I got covered in dead rats and dead pigeons while I was doing it. Being the lackey on the site, that’s the kind of jobs you used to get.

What do you find most irritating in other people?

People not listening and asking the same question about something that’s already been discussed. It drives me absolutely crazy. I understand if someone doesn’t understand something, that’s fine.

Even in a forum like a business meeting where somebody’s made a presentation and then they send me questions and somebody puts up their hands about something that’s been made clear in the presentation. Just listen to it, would you?

I’m probably not a good teacher. Maybe I’m moving 100km per hour and just don’t have the patience.

What has been your biggest mistake to date and what did you learn from it?

I invested in a sports business just before the recession. It was a nice-to-have business. When people had disposable income, it was grand, but when things got tight it didn’t work.

I guess what I learned from it was to stick to the knitting. Stick the business you know and stick to a business that is necessary irrespective of there being a recession.

What’s your favourite job interview question and why?

What can you bring to this company, why and how will you put it into use here?

Accounting software is not the most exciting thing in the world, but if people have some kind of quirk or angle that they have used in a different industry that might liven things up or help us engage more with our customers, it helps us as a customer-service business to give more back to our customers.

Do you think it’s OK to have a lunchtime drink when you’re meeting a client?

I’m not a drinker, but I wouldn’t be offended if the person I was meeting decided to have a drink.

I think we’re probably a little bit strict and strange in that sense in the Irish culture. I meet regularly with executives in Europe. A glass of wine or beer at lunch in Germany or Belgium is certainly completely acceptable.

I wouldn’t be adverse to it at all. If that’s what somebody feels comfortable with, then fine.

What would you like to own that you don’t currently possess?

I wouldn’t mind a nice sports yacht. Or a Harley Davidson. One of those two things would be nice.

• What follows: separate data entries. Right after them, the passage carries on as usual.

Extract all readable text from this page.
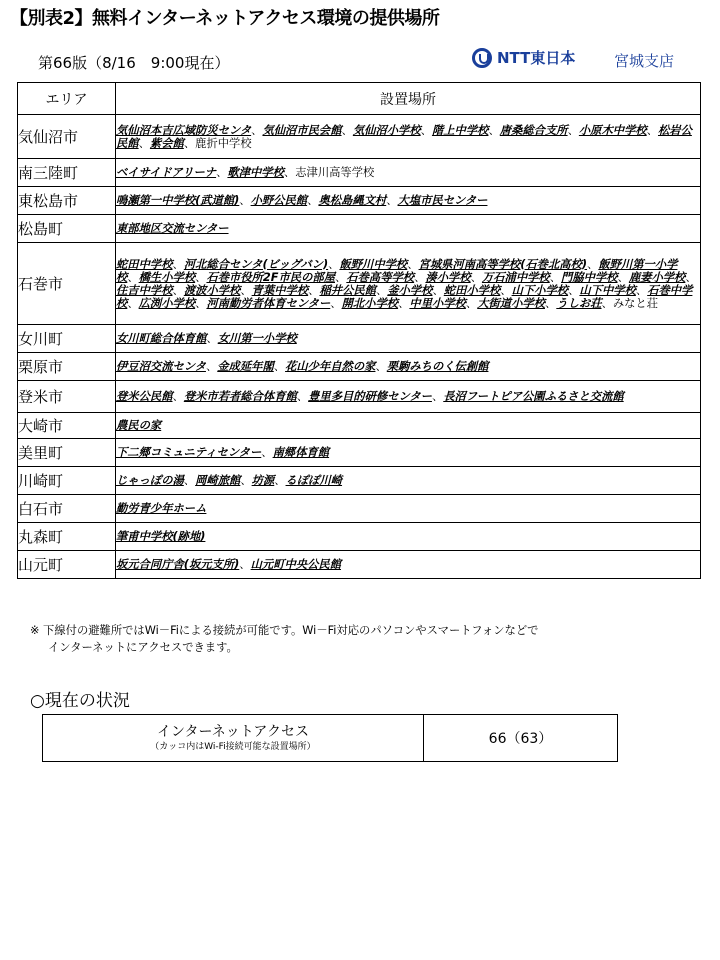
【別表2】無料インターネットアクセス環境の提供場所
第66版（8/16　9:00現在）	NTT東日本	宮城支店
エリア	設置場所
気仙沼市	気仙沼本吉広域防災センタ、気仙沼市民会館、気仙沼小学校、階上中学校、唐桑総合支所、小原木中学校、松岩公民館、紫会館、鹿折中学校
南三陸町	ベイサイドアリーナ、歌津中学校、志津川高等学校
東松島市	鳴瀬第一中学校(武道館)、小野公民館、奥松島縄文村、大塩市民センター
松島町	東部地区交流センター
石巻市	蛇田中学校、河北総合センタ(ビッグバン)、飯野川中学校、宮城県河南高等学校(石巻北高校)、飯野川第一小学校、橋生小学校、石巻市役所2F市民の部屋、石巻高等学校、湊小学校、万石浦中学校、門脇中学校、鹿妻小学校、住吉中学校、渡波小学校、青葉中学校、稲井公民館、釜小学校、蛇田小学校、山下小学校、山下中学校、石巻中学校、広渕小学校、河南勤労者体育センター、開北小学校、中里小学校、大街道小学校、うしお荘、みなと荘
女川町	女川町総合体育館、女川第一小学校
栗原市	伊豆沼交流センタ、金成延年閣、花山少年自然の家、栗駒みちのく伝創館
登米市	登米公民館、登米市若者総合体育館、豊里多目的研修センター、長沼フートピア公園ふるさと交流館
大崎市	農民の家
美里町	下二郷コミュニティセンター、南郷体育館
川崎町	じゃっぽの湯、岡崎旅館、坊源、るぽぽ川崎
白石市	勤労青少年ホーム
丸森町	筆甫中学校(跡地)
山元町	坂元合同庁舎(坂元支所)、山元町中央公民館
※ 下線付の避難所ではWi－Fiによる接続が可能です。Wi－Fi対応のパソコンやスマートフォンなどで
インターネットにアクセスできます。
○現在の状況
インターネットアクセス
（カッコ内はWi-Fi接続可能な設置場所）	66（63）
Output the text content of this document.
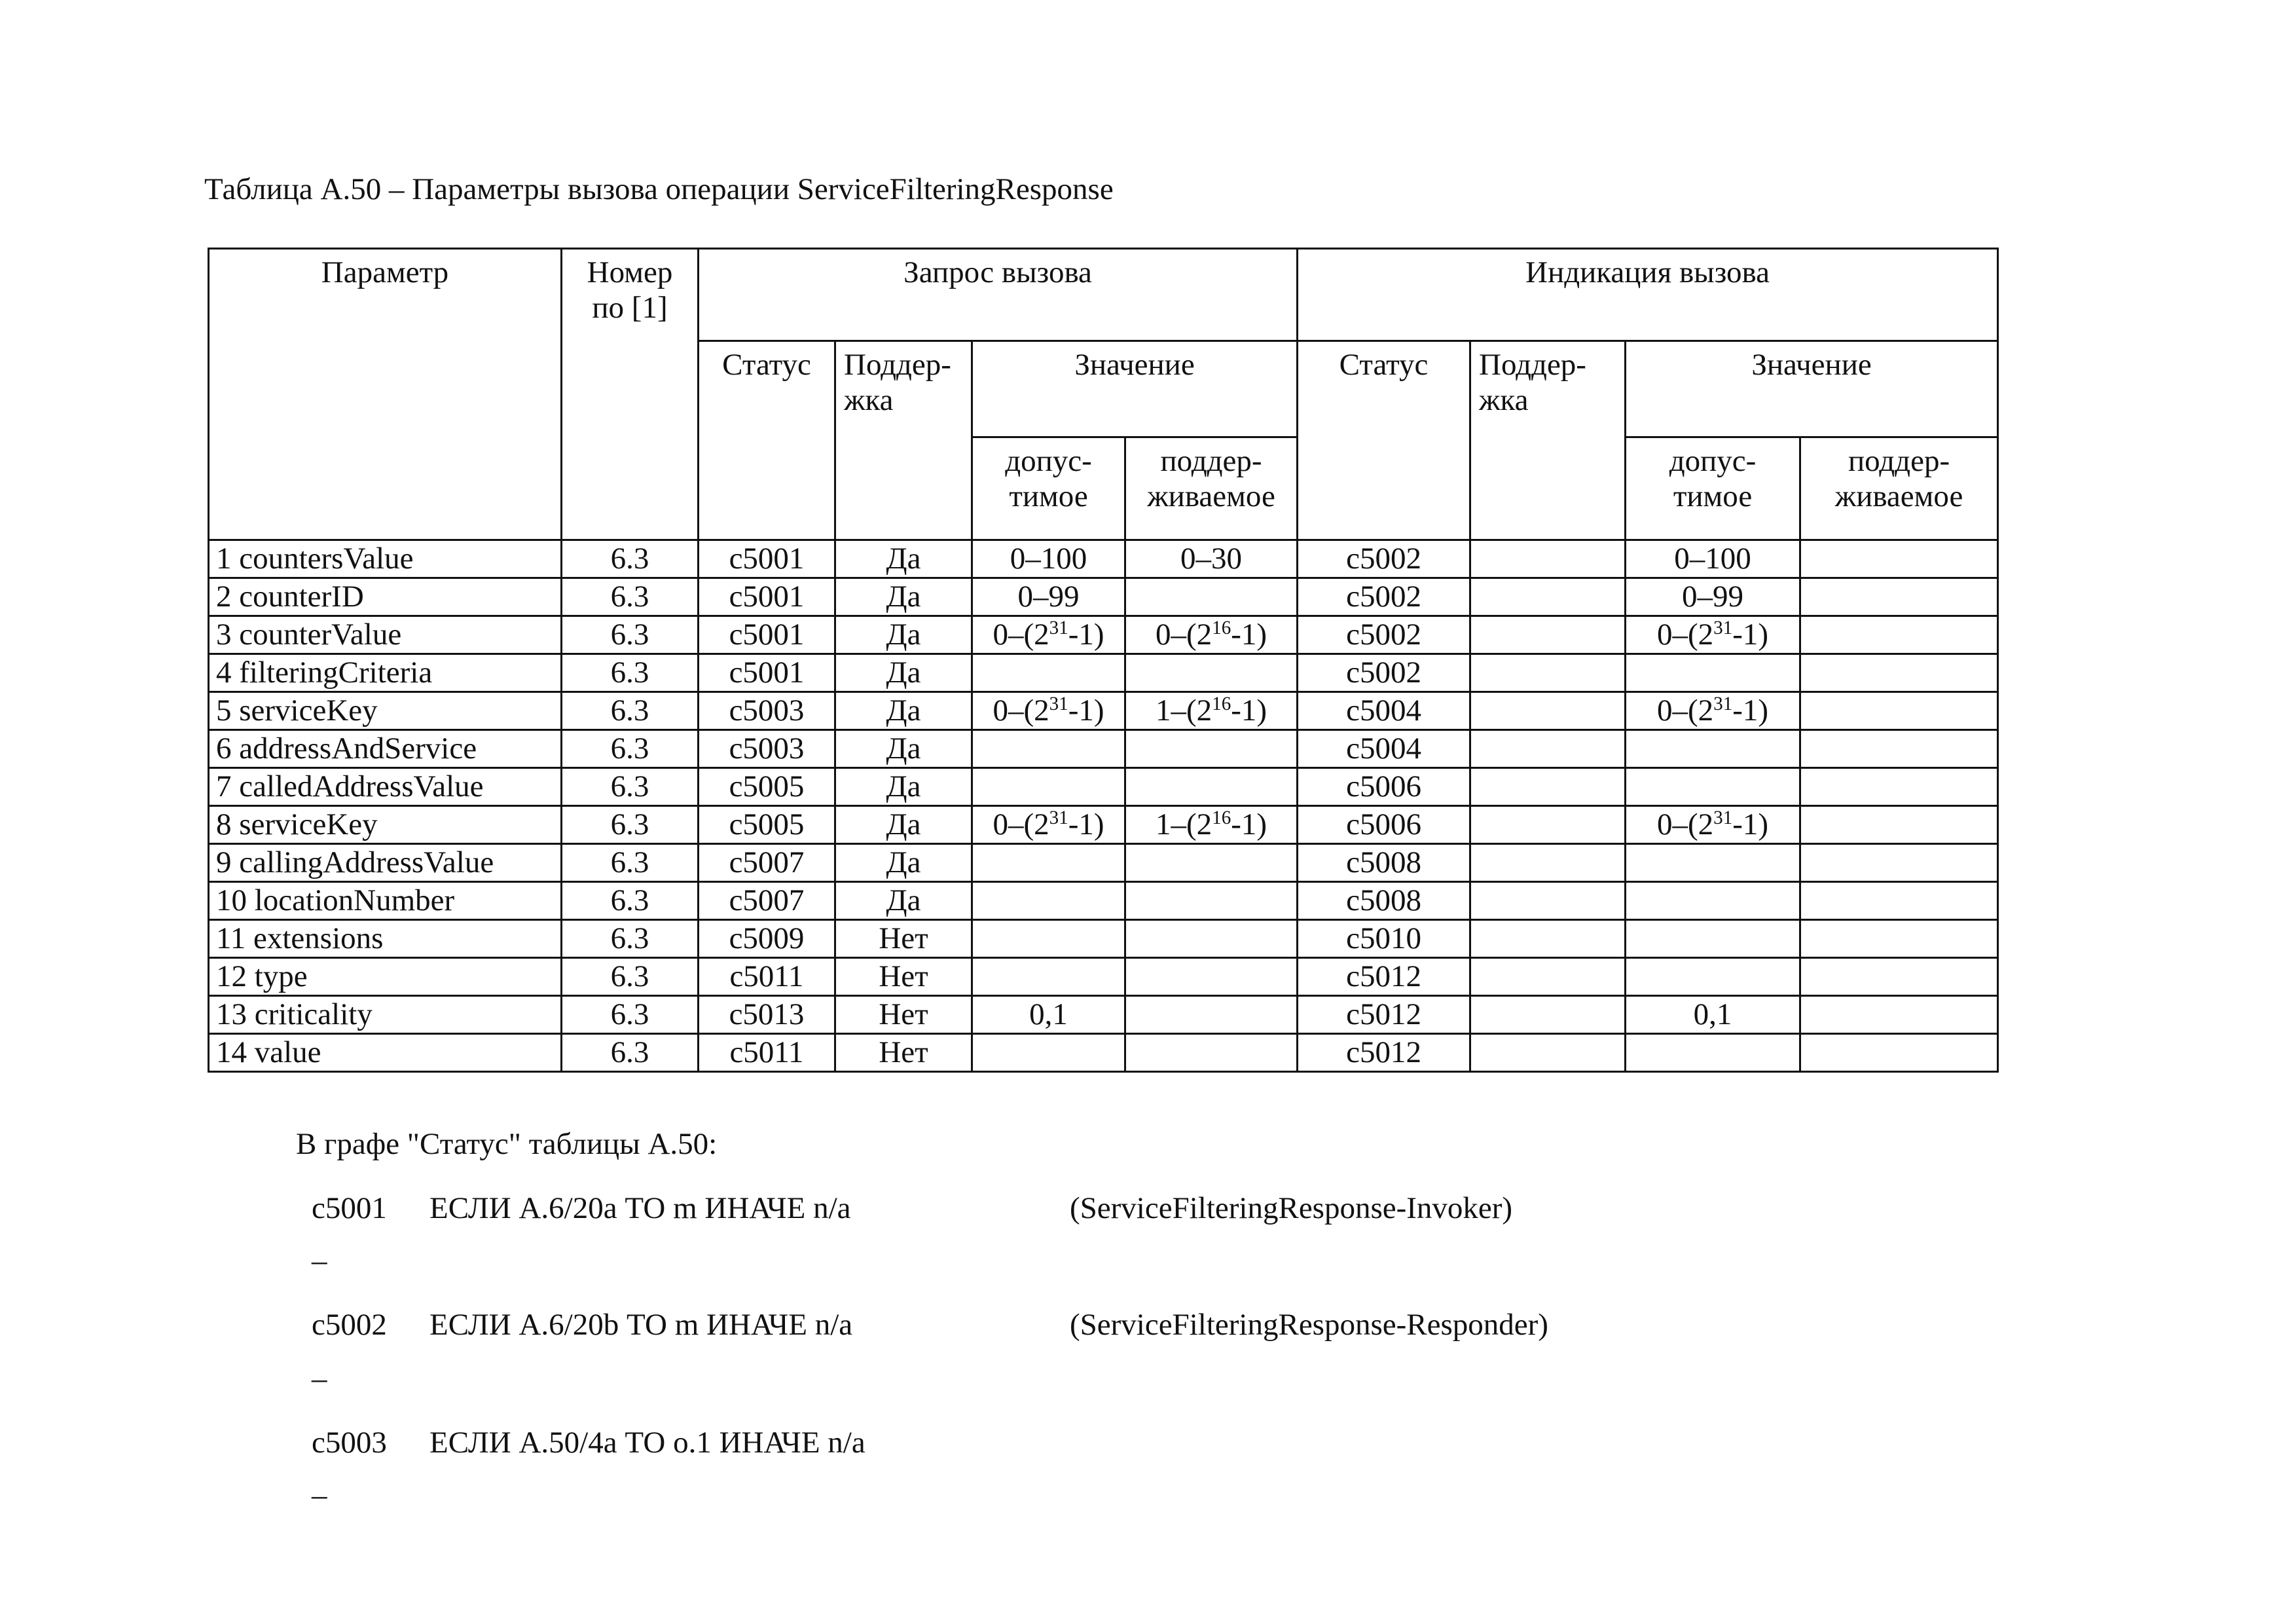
Таблица А.50 – Параметры вызова операции ServiceFilteringResponse
Параметр	Номер по [1]	Запрос вызова				Индикация вызова			
		Статус	Поддер-жка	Значение		Статус	Поддер-жка	Значение	
				допус-тимое	поддер-живаемое			допус-тимое	поддер-живаемое
1 countersValue	6.3	c5001	Да	0–100	0–30	c5002		0–100	
2 counterID	6.3	c5001	Да	0–99		c5002		0–99	
3 counterValue	6.3	c5001	Да	$0-(2^{31}-1)$	$0-(2^{16}-1)$	c5002		$0-(2^{31}-1)$	
4 filteringCriteria	6.3	c5001	Да			c5002			
5 serviceKey	6.3	c5003	Да	$0-(2^{31}-1)$	$1-(2^{16}-1)$	c5004		$0-(2^{31}-1)$	
6 addressAndService	6.3	c5003	Да			c5004			
7 calledAddressValue	6.3	c5005	Да			c5006			
8 serviceKey	6.3	c5005	Да	$0-(2^{31}-1)$	$1-(2^{16}-1)$	c5006		$0-(2^{31}-1)$	
9 callingAddressValue	6.3	c5007	Да			c5008			
10 locationNumber	6.3	c5007	Да			c5008			
11 extensions	6.3	c5009	Нет			c5010			
12 type	6.3	c5011	Нет			c5012			
13 criticality	6.3	c5013	Нет	0,1		c5012		0,1	
14 value	6.3	c5011	Нет			c5012			
В графе "Статус" таблицы А.50:
c5001 ЕСЛИ А.6/20а ТО m ИНАЧЕ n/a	(ServiceFilteringResponse-Invoker)
–
c5002 ЕСЛИ А.6/20b ТО m ИНАЧЕ n/a	(ServiceFilteringResponse-Responder)
–
c5003 ЕСЛИ А.50/4а ТО o.1 ИНАЧЕ n/a
–
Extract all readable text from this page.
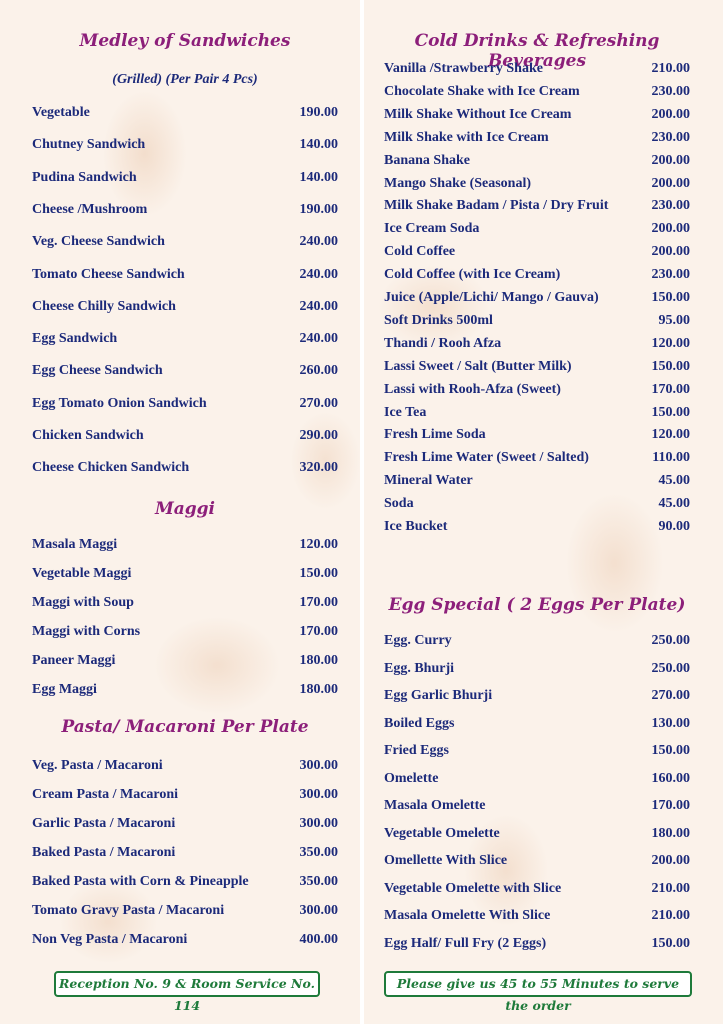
Medley of Sandwiches
(Grilled) (Per Pair 4 Pcs)
Vegetable	190.00
Chutney Sandwich	140.00
Pudina Sandwich	140.00
Cheese /Mushroom	190.00
Veg. Cheese Sandwich	240.00
Tomato Cheese Sandwich	240.00
Cheese Chilly Sandwich	240.00
Egg Sandwich	240.00
Egg Cheese Sandwich	260.00
Egg Tomato Onion Sandwich	270.00
Chicken Sandwich	290.00
Cheese Chicken Sandwich	320.00
Maggi
Masala Maggi	120.00
Vegetable Maggi	150.00
Maggi with Soup	170.00
Maggi with Corns	170.00
Paneer Maggi	180.00
Egg Maggi	180.00
Pasta/ Macaroni Per Plate
Veg. Pasta / Macaroni	300.00
Cream Pasta / Macaroni	300.00
Garlic Pasta / Macaroni	300.00
Baked Pasta / Macaroni	350.00
Baked Pasta with Corn & Pineapple	350.00
Tomato Gravy Pasta / Macaroni	300.00
Non Veg Pasta / Macaroni	400.00
Cold Drinks & Refreshing Beverages
Vanilla /Strawberry Shake	210.00
Chocolate Shake with Ice Cream	230.00
Milk Shake Without Ice Cream	200.00
Milk Shake with Ice Cream	230.00
Banana Shake	200.00
Mango Shake (Seasonal)	200.00
Milk Shake Badam / Pista / Dry Fruit	230.00
Ice Cream Soda	200.00
Cold Coffee	200.00
Cold Coffee (with Ice Cream)	230.00
Juice (Apple/Lichi/ Mango / Gauva)	150.00
Soft Drinks 500ml	95.00
Thandi / Rooh Afza	120.00
Lassi Sweet / Salt (Butter Milk)	150.00
Lassi with Rooh-Afza (Sweet)	170.00
Ice Tea	150.00
Fresh Lime Soda	120.00
Fresh Lime Water (Sweet / Salted)	110.00
Mineral Water	45.00
Soda	45.00
Ice Bucket	90.00
Egg Special ( 2 Eggs Per Plate)
Egg. Curry	250.00
Egg. Bhurji	250.00
Egg Garlic Bhurji	270.00
Boiled Eggs	130.00
Fried Eggs	150.00
Omelette	160.00
Masala Omelette	170.00
Vegetable Omelette	180.00
Omellette With Slice	200.00
Vegetable Omelette with Slice	210.00
Masala Omelette With Slice	210.00
Egg Half/ Full Fry (2 Eggs)	150.00
Reception No. 9 & Room Service No. 114
Please give us 45 to 55 Minutes to serve the order
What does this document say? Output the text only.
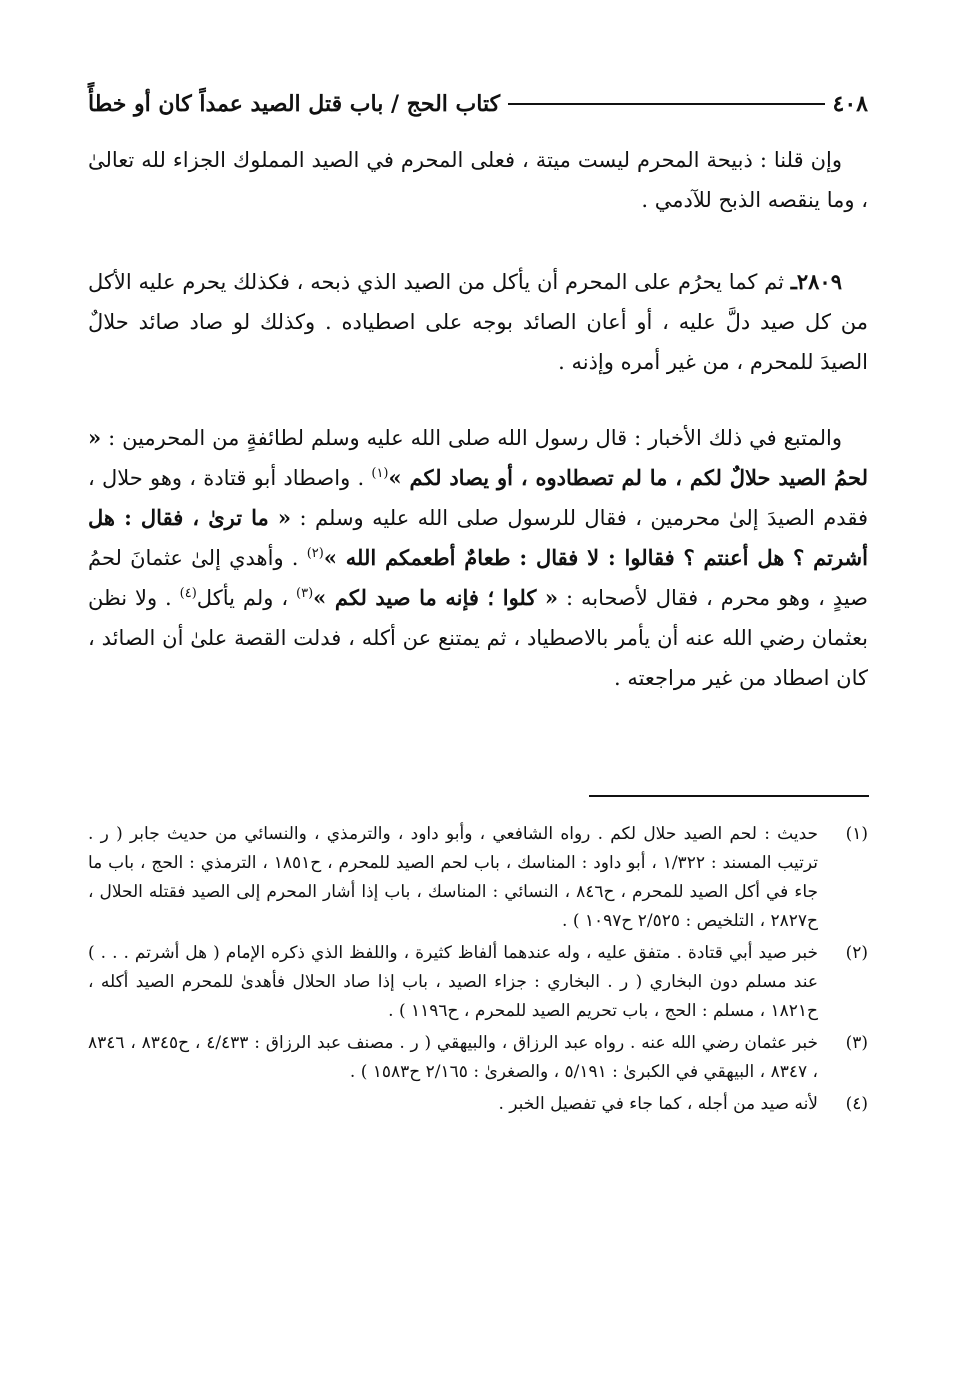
٤٠٨
كتاب الحج / باب قتل الصيد عمداً كان أو خطأً

وإن قلنا : ذبيحة المحرم ليست ميتة ، فعلى المحرم في الصيد المملوك الجزاء لله تعالىٰ ، وما ينقصه الذبح للآدمي .

٢٨٠٩ـ ثم كما يحرُم على المحرم أن يأكل من الصيد الذي ذبحه ، فكذلك يحرم عليه الأكل من كل صيد دلَّ عليه ، أو أعان الصائد بوجه على اصطياده . وكذلك لو صاد صائد حلالٌ الصيدَ للمحرم ، من غير أمره وإذنه .

والمتبع في ذلك الأخبار : قال رسول الله صلى الله عليه وسلم لطائفةٍ من المحرمين : « لحمُ الصيد حلالٌ لكم ، ما لم تصطادوه ، أو يصاد لكم »$^{(١)}$ . واصطاد أبو قتادة ، وهو حلال ، فقدم الصيدَ إلىٰ محرمين ، فقال للرسول صلى الله عليه وسلم : « ما ترىٰ ، فقال : هل أشرتم ؟ هل أعنتم ؟ فقالوا : لا فقال : طعامٌ أطعمكم الله »$^{(٢)}$ . وأهدي إلىٰ عثمانَ لحمُ صيدٍ ، وهو محرم ، فقال لأصحابه : « كلوا ؛ فإنه ما صيد لكم »$^{(٣)}$ ، ولم يأكل$^{(٤)}$ . ولا نظن بعثمان رضي الله عنه أن يأمر بالاصطياد ، ثم يمتنع عن أكله ، فدلت القصة علىٰ أن الصائد ، كان اصطاد من غير مراجعته .

(١)
حديث : لحم الصيد حلال لكم . رواه الشافعي ، وأبو داود ، والترمذي ، والنسائي من حديث جابر ( ر . ترتيب المسند : ١/٣٢٢ ، أبو داود : المناسك ، باب لحم الصيد للمحرم ، ح١٨٥١ ، الترمذي : الحج ، باب ما جاء في أكل الصيد للمحرم ، ح٨٤٦ ، النسائي : المناسك ، باب إذا أشار المحرم إلى الصيد فقتله الحلال ، ح٢٨٢٧ ، التلخيص : ٢/٥٢٥ ح١٠٩٧ ) .
(٢)
خبر صيد أبي قتادة . متفق عليه ، وله عندهما ألفاظ كثيرة ، واللفظ الذي ذكره الإمام ( هل أشرتم . . . ) عند مسلم دون البخاري ( ر . البخاري : جزاء الصيد ، باب إذا صاد الحلال فأهدىٰ للمحرم الصيد أكله ، ح١٨٢١ ، مسلم : الحج ، باب تحريم الصيد للمحرم ، ح١١٩٦ ) .
(٣)
خبر عثمان رضي الله عنه . رواه عبد الرزاق ، والبيهقي ( ر . مصنف عبد الرزاق : ٤/٤٣٣ ، ح٨٣٤٥ ، ٨٣٤٦ ، ٨٣٤٧ ، البيهقي في الكبرىٰ : ٥/١٩١ ، والصغرىٰ : ٢/١٦٥ ح١٥٨٣ ) .
(٤)
لأنه صيد من أجله ، كما جاء في تفصيل الخبر .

What bad work (or business) habit have you had to kick?

This might be contradictory to my management style… Basically, my door is always open. That’s good in one way and bad in another. If you’re in the middle of something and you’ve got an open-door policy, you can lose concentration.

I don’t like turning people away, but sometimes it takes me longer to complete tasks because my concentration has been knocked.

Who is your business hero?

All startups. I have a huge amount of respect for somebody who takes the plunge to set up their own business.

I think the guys that are in a paid, secure job and take the risk to do something on their own, they’re my heroes.